Note frequency calculator FAQ
What is the standard tuning frequency for A4?
The internationally accepted standard tuning for A4 is 440 Hz, established by ISO 16 in 1975. Some orchestras tune slightly higher (441–444 Hz) for a brighter sound. Historical instruments and Baroque ensembles sometimes use A=415 Hz (one semitone lower), and a minority of musicians prefer A=432 Hz for its claimed psychoacoustic qualities.
How is the frequency of a note calculated?
In equal temperament, the formula is f = 440 × 2^((n − 69) / 12), where n is the MIDI note number. A4 is MIDI 69, C4 is MIDI 60, A5 is MIDI 81, and so on. Each semitone up multiplies the frequency by 2^(1/12) ≈ 1.05946, and each octave up exactly doubles the frequency.
What is equal temperament and why is it used?
Equal temperament divides the octave into 12 equal semitones so that every key sounds equally in tune. Earlier tuning systems like just intonation or meantone temperament sounded better in some keys but noticeably out of tune in others. Equal temperament is the universal compromise that allows a single piano or guitar to play in any key without retuning.
What does the wavelength of a note mean?
Wavelength is the physical distance between successive peaks of the sound wave in air. It equals the speed of sound (≈343 m/s at 20°C) divided by the frequency. A4 at 440 Hz has a wavelength of about 78 cm. Wavelength matters for acoustics — a room's resonant modes and a loudspeaker's bass extension both relate directly to the wavelengths of the notes being reproduced.
What are cents and how are they used for tuning?
A cent is 1/100th of a semitone and is a logarithmic unit for measuring pitch differences. There are 1200 cents in an octave. Tuning apps display deviations in cents to show how flat or sharp a note is. Most trained musicians can detect pitch deviations of about 5–10 cents. Professional tuning targets ±2 cents or better.
Can I use this calculator for non-standard tuning systems?
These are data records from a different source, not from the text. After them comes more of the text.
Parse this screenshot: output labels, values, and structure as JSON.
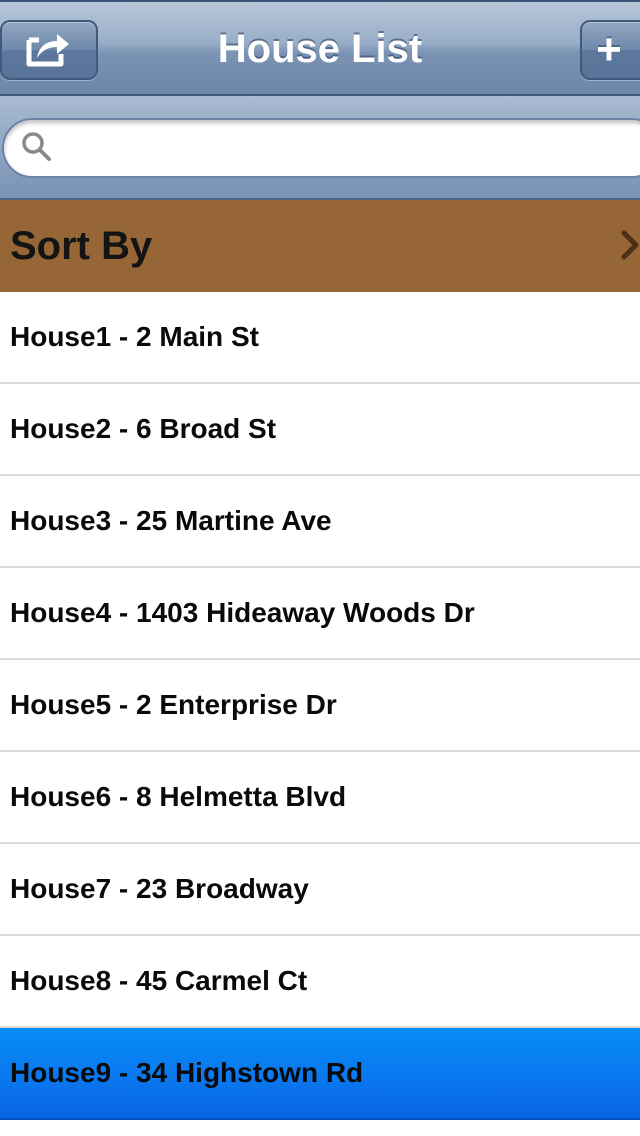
{
  "navbar": {
    "title": "House List",
    "share_icon": "share-icon",
    "add_label": "+"
  },
  "search": {
    "placeholder": "",
    "value": "",
    "icon": "search-icon"
  },
  "sort": {
    "label": "Sort By",
    "icon": "chevron-right-icon",
    "background": "#976636"
  },
  "houses": [
    {
      "label": "House1 - 2 Main St",
      "selected": false
    },
    {
      "label": "House2 - 6 Broad St",
      "selected": false
    },
    {
      "label": "House3 - 25 Martine Ave",
      "selected": false
    },
    {
      "label": "House4 - 1403 Hideaway Woods Dr",
      "selected": false
    },
    {
      "label": "House5 - 2 Enterprise Dr",
      "selected": false
    },
    {
      "label": "House6 - 8 Helmetta Blvd",
      "selected": false
    },
    {
      "label": "House7 - 23 Broadway",
      "selected": false
    },
    {
      "label": "House8 - 45 Carmel Ct",
      "selected": false
    },
    {
      "label": "House9 - 34 Highstown Rd",
      "selected": true
    }
  ],
  "colors": {
    "navbar": "#7b93b3",
    "selection": "#0a7af0"
  }
}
Yes. By changing the base frequency from 440 Hz to any other value, the calculator rescales all note frequencies proportionally. For A=432 Hz, every note is approximately 32 cents (about 1/3 of a semitone) lower than standard pitch. For Baroque tuning at A=415 Hz, all notes are one semitone lower. Enter your preferred A4 reference frequency to see the resulting frequencies for every note in that tuning system.